The Chinese tech sector took its initial plunge last summer when Beijing launched an investigation against ride-hailing app DiDi shortly after listing on the New York Stock Exchange. Regulators later added video games, private tutoring, and other industries in their broad inquiry into broad swaths of the Chinese economy.

That led to a crash in previously high-flying Chinese stocks despite the promise of the country’s middle class growing to fruition. The KraneShares CSI China Internet ETF (KWEB B+ ) ended 2021 with a 49% loss, although contrarian-minded investors added a net $7.3 billion in flows during the same period.

Chinese officials are seemingly backing off as of late. Liu He, a top economic official within China’s ruling party, said the country would offer its support to the “platform economy,” a phrase interpreted to mean internet giants like Alibaba, JD.com, and others that offer e-commerce and internet content.

Reuters also reported Friday that Chinese regulators had approved Ant Group’s application to open a financial holding company, a technical step that could signal another go at an initial public offering after the firm halted its debut last November.
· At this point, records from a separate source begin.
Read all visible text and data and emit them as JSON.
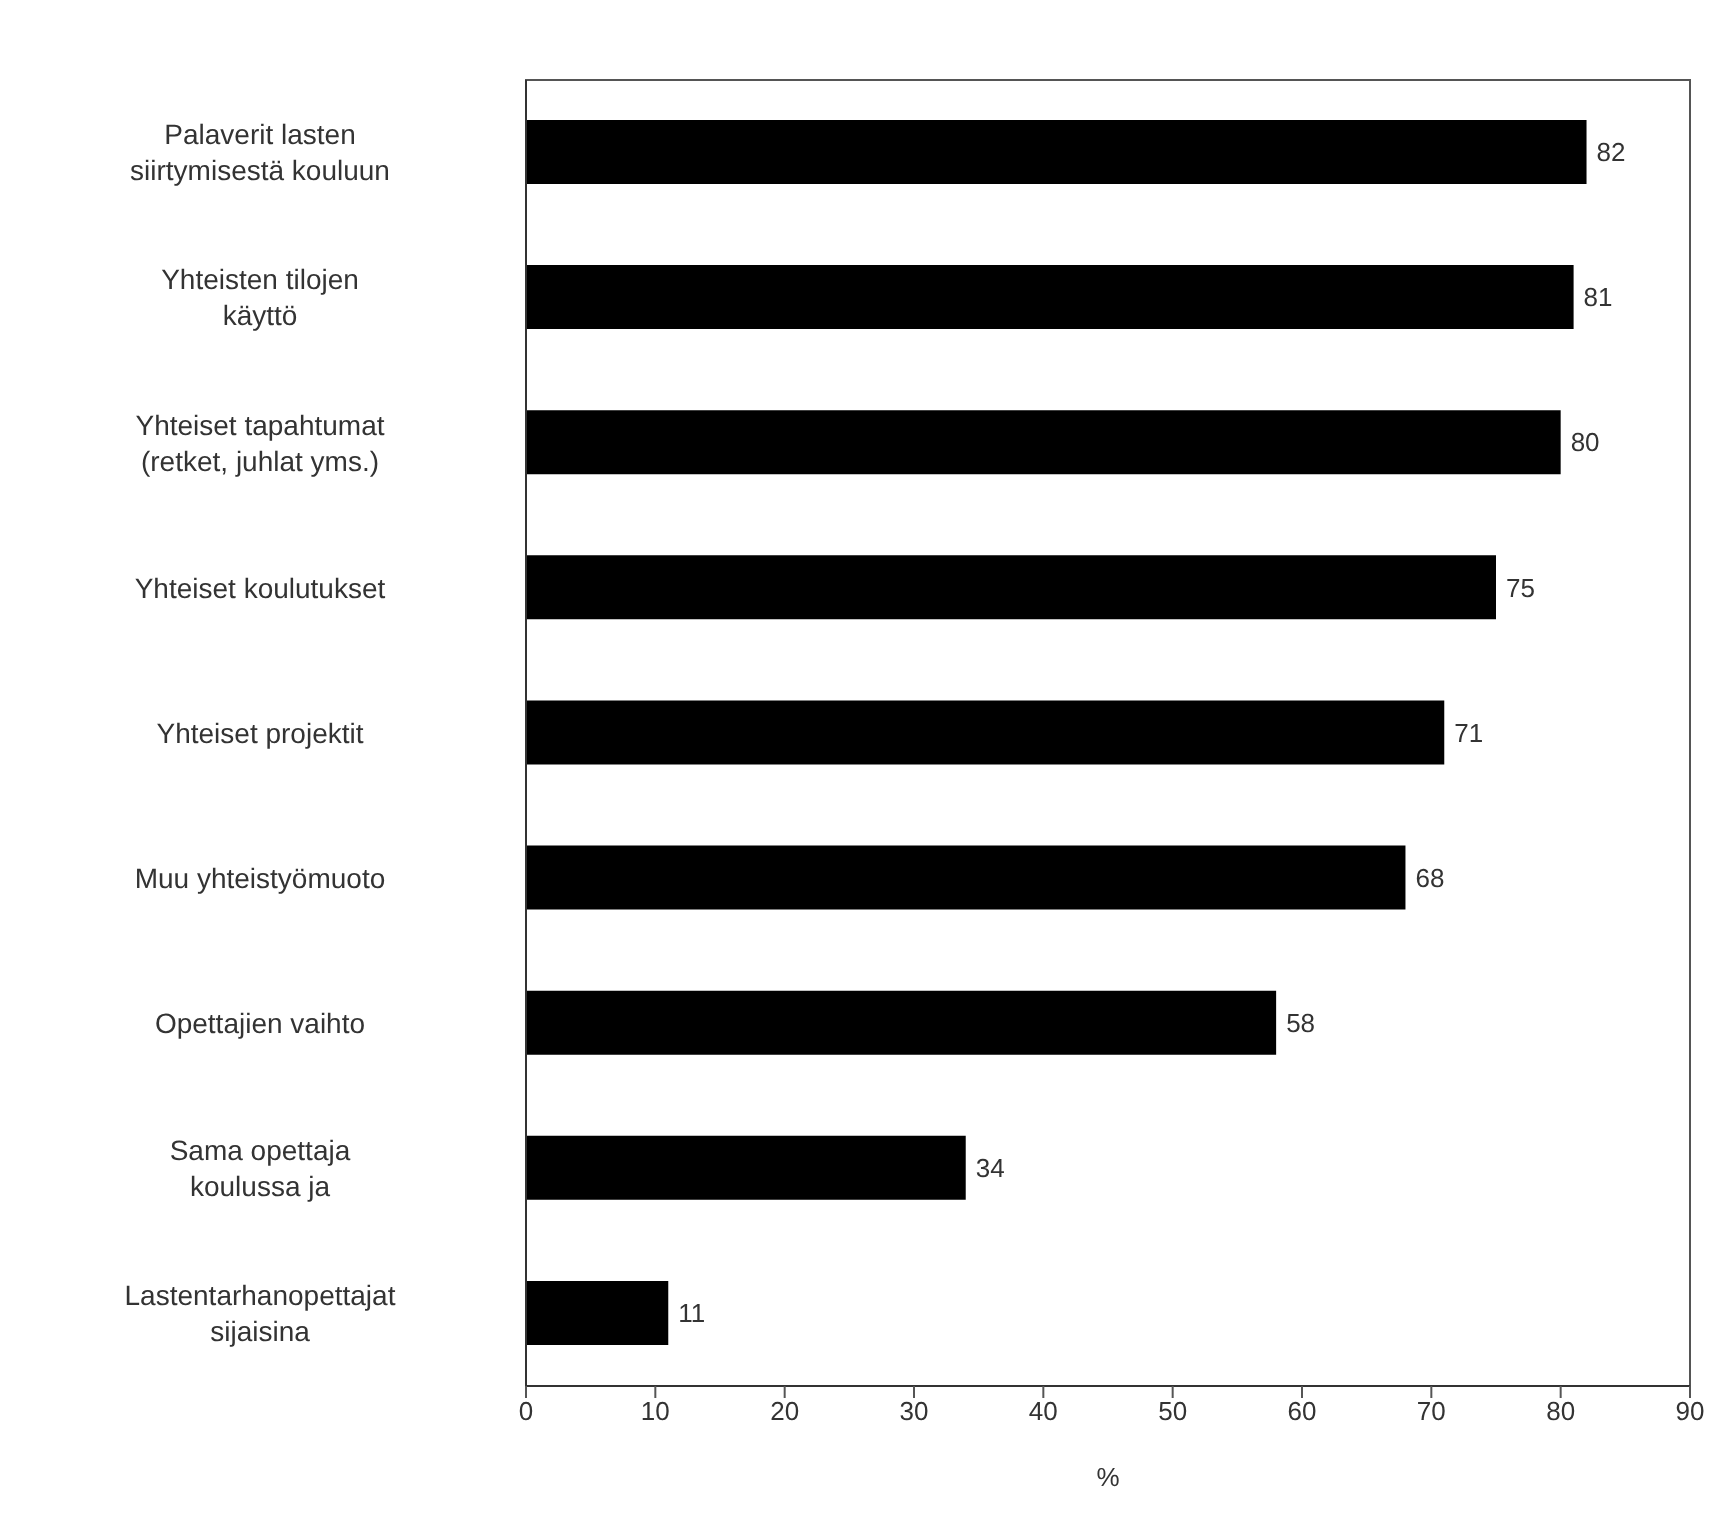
{
  "chart_data": {
    "type": "bar",
    "orientation": "horizontal",
    "categories": [
      "Palaverit lasten siirtymisestä kouluun",
      "Yhteisten tilojen käyttö",
      "Yhteiset tapahtumat (retket, juhlat yms.)",
      "Yhteiset koulutukset",
      "Yhteiset projektit",
      "Muu yhteistyömuoto",
      "Opettajien vaihto",
      "Sama opettaja koulussa ja",
      "Lastentarhanopettajat sijaisina"
    ],
    "values": [
      82,
      81,
      80,
      75,
      71,
      68,
      58,
      34,
      11
    ],
    "color": "#000000",
    "xlabel": "%",
    "xlim": [
      0,
      90
    ],
    "xticks": [
      0,
      10,
      20,
      30,
      40,
      50,
      60,
      70,
      80,
      90
    ],
    "data_labels": true,
    "grid": false
  }
}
The IPO was valued at the time at $37 billion, easily the largest global debut in history.

Sentiment on the space seems to be centered around the combination of Chinese regulators pulling back on technology firms that tend to cross over into e-commerce, with hopes that COVID restrictions will loosen.

China may also seek to generate more of its growth domestically as the U.S. and other Western countries enter a monetary tightening cycle in theory designed to reduce demand and inflation.

KraneShares Chief Investment Office Brendan Ahern pointed to slowing growth in Chinese manufacturing data as an indicator of a shift to domestic spending, which would support the recent outperformance of consumer discretionary funds.

“For China, what’s going to offset the weakness in (export) manufacturing? It’s got to be domestic consumption,” he said.

That explains the relative outperformance of PGJ , CHIQ , and KWEB . Those three ETFs’ holdings are all weighted at approximately 80% to stocks in the technology services, retail trade, consumer durables, and consumer services sectors. CHIQ holds a 76% allocation to technology services stock but lacks significant exposure to retail companies.

The fate of China-focused funds focused on technology and consumer spending for the near future is likely tied to whether talk of regulators loosening their grip on Chinese megafirms and using lockdowns to stamp out COVID pans out. Ant Group and China’s financial regulator have not formally announced approvals that would open the door for the company to go public, and the two denied plans for an IPO earlier this month before the Reuters report.